是夜,天色沉沉。
裹着寒气的夜雨敲打着书房的雕花窗棂,远处的天际时不时的滚过几道闷雷,显然老天还未有停歇的意思。
“让府中的马车分开陆续出城,途中不许有任何停留,一旦遇阻,不必留下活口。”
“属下明白,誓死保护夫人平安抵达安县。”
烛火在案头跳动,裴寂安排着将姜卿宁送出京城的各项事宜,不容有一丝马虎。
他将姜卿宁安排在安县,出城之后便只有半个时辰的车程。
可即便如此,这半个时辰仍有太多未知的风险,安阳已经料定他一定会把人送走。
以她性子,向来都是不达目的不罢休。
裴寂又低声吩咐了几句,这才让暗卫下去。
他目光落在桌上的和离书,眸色深沉。
他和姜卿宁说送她离开京城时,姜卿宁就哭得那般厉害。
若是叫再她看见这份和离书……
裴寂掌心收拢,手背上的青筋暴显,将那和离书捏成破碎的纸团,也不解他心头的一丝怒气。
安阳给他和离书,不仅是为了她的“名正言顺”,还是要他以此作为投诚。
要他与姜卿宁和离,不可能!
他也绝不会娶安阳,只不过如今,他还需要一点时间。
“裴七。
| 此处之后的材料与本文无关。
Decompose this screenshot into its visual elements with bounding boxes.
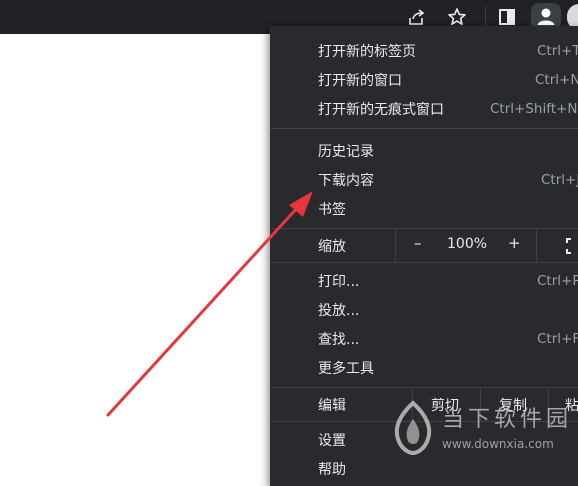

”
裴七已在一旁待命。
“你混进宫中一趟,让那些人可以开始收网了。”
“是。”
主上还是为了夫人做到了这一步……
裴七应下,他知道这意味着什么。
裴寂将手中的纸团凑到烛火边。
火星舔上纸角时,橘红色的火焰瞬间蔓延。
他垂着眼,任由火光烤得指腹发烫,却连指尖都没动一下。
火光清晰的映在他眸底,照映出身为权谋者时独有的清醒与冷厉。
这些年安阳能在延帝的后宫谋害子嗣,也有他在暗中推波助澜。